05362004002
Düzceli Yusuf Bey
155 yıllık bir hikaye anlatacağım size.
Biraz uzun ama 2-3 aydır ufak ufak yazdığım bir hikaye..
Gertrude Bell 1868 yılında Kraliçe Viktorya dönemi İngiltere'sinde doğmuştu ve varlıklı bir ailenin kızı olarak eğitim aldığı Oxford'dan birincilikle mezun olmuştu.
İki kere dünyayı dolaştı ve Fransızca, İtalyanca, Almanca, çok iyi Türkçe, Kürtçe, Farsça, Arapça öğrenmişti.
Osmanlı Devleti sınırları içerisinde yıllarca arkeolog olarak birçok bölgeyi dolaştı.
Coğrafyaya ve Arap kabilelerine dair o kadar derin bilgilere hakim olmuştu ki İngiliz devleti onun bir casus olarak hizmet vermesini istedi.
Birinci Dünya Savaşı yıllarında İngiltere adına casusluk yapan Gertrude Bell bir çok Arap aşiretini Osmanlı'ya karşı kışkırtmayı başarmıştı.. Hatta Irak sınırlarını kendi elleriyle çizdi, Irak tahtına Kral Faysal'ı o geçirmişti.. Bu kadının gerçekten sıra dışı bir hayatı var ve Osmanlıya o kadar yakındı ki tarihte Osmanlıya ait ne kadar görsel fotoğraf var ise bu ajan tarafından çekilmişti.
Fakat uzatmayayım genç yaşta bir kutu uyku hapı içerek yaşamına son vermişti.
Satranç oyunu ta o zamanlarda başlamış idi. Şah, vezir, kale, at, piyon o zamanlarda belirlenmiş idi.
Çünkü bu zamanlara o zamanlardan bakmak gerekiyor.
Gertrude Bell’i detaylı ne yaptığını incelemek isterseniz size bir link yazıyorum. Yok yahu daha neler diyeceksiniz…
Newcastle Üniversitesi Gertrude Bell Arşivi : http://gertrudebell.ncl.ac.uk/
Gertrude Bell Ortadoğu devletlerinin haritasını özellikle Irak haritasını harıl harıl çalışarak bizatihi çizmiştir.
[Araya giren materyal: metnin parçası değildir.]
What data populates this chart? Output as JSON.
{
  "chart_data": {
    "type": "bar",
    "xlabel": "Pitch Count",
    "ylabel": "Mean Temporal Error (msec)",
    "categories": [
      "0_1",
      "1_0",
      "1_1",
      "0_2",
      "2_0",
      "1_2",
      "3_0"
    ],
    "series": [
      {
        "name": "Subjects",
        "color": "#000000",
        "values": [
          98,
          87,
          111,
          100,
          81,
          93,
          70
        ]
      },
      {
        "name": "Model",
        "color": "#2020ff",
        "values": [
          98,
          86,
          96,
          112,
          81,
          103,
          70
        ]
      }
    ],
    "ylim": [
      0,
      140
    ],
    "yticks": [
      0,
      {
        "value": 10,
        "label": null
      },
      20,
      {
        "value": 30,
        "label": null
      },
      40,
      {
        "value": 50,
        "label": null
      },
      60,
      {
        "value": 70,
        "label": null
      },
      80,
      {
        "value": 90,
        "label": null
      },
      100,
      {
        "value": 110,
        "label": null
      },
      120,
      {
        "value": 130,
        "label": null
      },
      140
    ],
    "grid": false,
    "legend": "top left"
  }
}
Bizde ise değiştirilemeyen haritalar gereği nüfuslar değişmiştir. Değişen nüfuslar içerisinde bir sürü ajanlar..
Değişimin çok büyük bir bölümü 1923-1924 yıllarında yaşanmış ancak geriye kalan az sayıda olayda 1930 İsmet İnönü-Venizelos sözleşmesine dek zorunlu göç uygulamasına devam edilmiştir. Zorunlu göç gerek Türk gerek Yunan ekonomisinde yaklaşık yirmi yıl süren ağır bir krize yol açmıştır.
Kurtuluş savaşı,2. Dünya savaşı derken, darbeler ihtilaller derken 1980 lerde yeni Dünya düzeni tekrar ayarlanmaya başlamış.
Ortadoğu’nun yeni planları seksenli yıllarda Ortadoğu’da otuz yeni devlet kuracağının hesabını yapmışlar.
O günden bugünlerin Arap baharının hayalini kurmuşlar.
Bu yıllarda 1978’ler de bu hesabın bir aparatı olarak PKK kurulmuş.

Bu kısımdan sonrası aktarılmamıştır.